The actual study, entitled "Convergence and intonation: historical evidence from Buenos Aires Spanish" definitely does not state or imply that Italian is (widely) spoken in Argentina. The point is that the intonational patterns of SPANISH as it is spoken in Buenos Aires are related to the intonational patterns of a particular type of ITALIAN accent.
Guest   Sat Mar 01, 2008 7:44 am GMT
Even if the Italians who are living in Argentina has Neapolitan as their native speech I'm so sure that they speak and write the standard form too. And don't be so sure that just 1.5 million speak it. You can never tell that most of them do speak it but in a discrete way.

Italians in Argentina control the economy and politics plus the seat of Roman Catholicism is in Italy. So in the near future they will take over the country and impose the Italian language and culture.
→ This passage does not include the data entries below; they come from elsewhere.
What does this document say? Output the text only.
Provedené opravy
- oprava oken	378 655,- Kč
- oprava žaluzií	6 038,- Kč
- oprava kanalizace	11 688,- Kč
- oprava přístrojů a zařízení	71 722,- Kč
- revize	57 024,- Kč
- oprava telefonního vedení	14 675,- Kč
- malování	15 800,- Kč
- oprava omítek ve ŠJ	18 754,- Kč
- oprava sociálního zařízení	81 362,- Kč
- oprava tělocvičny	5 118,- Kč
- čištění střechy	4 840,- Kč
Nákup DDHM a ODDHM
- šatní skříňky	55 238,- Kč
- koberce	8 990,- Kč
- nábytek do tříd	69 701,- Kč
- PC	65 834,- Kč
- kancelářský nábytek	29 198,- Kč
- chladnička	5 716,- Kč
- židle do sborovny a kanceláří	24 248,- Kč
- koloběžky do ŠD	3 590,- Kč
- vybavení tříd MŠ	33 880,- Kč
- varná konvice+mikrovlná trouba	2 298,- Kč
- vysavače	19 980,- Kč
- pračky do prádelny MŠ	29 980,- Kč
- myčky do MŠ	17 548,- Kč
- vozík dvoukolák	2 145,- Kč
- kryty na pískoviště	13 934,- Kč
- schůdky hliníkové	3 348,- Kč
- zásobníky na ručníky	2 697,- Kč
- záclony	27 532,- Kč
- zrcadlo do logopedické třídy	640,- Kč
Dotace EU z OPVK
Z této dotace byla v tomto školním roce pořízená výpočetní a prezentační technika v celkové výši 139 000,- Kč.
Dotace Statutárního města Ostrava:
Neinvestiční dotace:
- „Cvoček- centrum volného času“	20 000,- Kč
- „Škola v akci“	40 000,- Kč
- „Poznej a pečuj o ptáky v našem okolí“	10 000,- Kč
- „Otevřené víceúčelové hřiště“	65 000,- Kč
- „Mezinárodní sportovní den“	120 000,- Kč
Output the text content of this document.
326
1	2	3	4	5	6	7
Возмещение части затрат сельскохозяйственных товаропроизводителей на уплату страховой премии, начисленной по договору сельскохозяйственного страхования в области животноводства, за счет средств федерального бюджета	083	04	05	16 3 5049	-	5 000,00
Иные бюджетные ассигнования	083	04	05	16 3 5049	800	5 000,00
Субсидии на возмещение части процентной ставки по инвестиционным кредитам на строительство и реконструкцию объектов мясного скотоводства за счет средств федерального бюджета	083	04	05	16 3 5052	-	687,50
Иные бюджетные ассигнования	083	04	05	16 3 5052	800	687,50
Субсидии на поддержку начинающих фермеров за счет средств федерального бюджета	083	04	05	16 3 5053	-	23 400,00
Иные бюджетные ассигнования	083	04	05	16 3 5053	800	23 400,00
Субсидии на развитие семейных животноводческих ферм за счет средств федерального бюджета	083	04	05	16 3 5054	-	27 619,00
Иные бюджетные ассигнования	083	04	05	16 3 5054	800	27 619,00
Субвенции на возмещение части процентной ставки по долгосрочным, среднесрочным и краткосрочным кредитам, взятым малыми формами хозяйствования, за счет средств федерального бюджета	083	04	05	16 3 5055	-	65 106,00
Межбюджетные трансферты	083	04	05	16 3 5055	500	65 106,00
ASPETTARE PER LA REPUBBLICA DI ARGENTINA CON L'ITALIANO COME LA SUA LINGUA UFFICIAL E NAZIONAL.
Guest   Sat Mar 01, 2008 3:12 pm GMT
Even if the Italians who are living in Argentina has Neapolitan as their native speech I'm so sure that they speak and write the standard form too. And don't be so sure that just 1.5 million speak it. You can never tell that most of them do speak it but in a discrete way.

Oh yes, sure.


Italians in Argentina control the economy and politics plus the seat of Roman Catholicism is in Italy

Can you prove that? Kirchner doesn't sound very Italian to me. Anyway If the Argentinians with Italian ancestry control the economy that may be the reason why Argentina is poor now.
Guest   Sat Mar 01, 2008 5:58 pm GMT
"I'm Spanish an I pronounce all the S's. The Argentinians are not the ones who drop more S's either. It's the Cubans."
>Really, have you ever being to Argentina or hear a Andaluz speaking?...
Guest   Sat Mar 01, 2008 6:01 pm GMT
"Italians in Argentina control the economy and politics plus the seat of Roman Catholicism is in Italy. So in the near future they will take over the country and impose the Italian language and culture. "

>You are crazy, there are no Italians in Argentina any more, they all stopped coming years ago and now they all speak Spanish, besides why would they want to drop a world language like Spanish for an insignificant language like Italian?
Guest2   Sun Mar 02, 2008 4:45 am GMT
"there are only two countries that do pronounce all the letters and neither Spain nor Argentina are"

If so, what are the two countries? Colombia and Peru? Mexico and Ecuador? Bolivia and Guatemala? I thought that any of those (or at least many regions in those countries), pronounces all the letters, as well as northern and central Spain.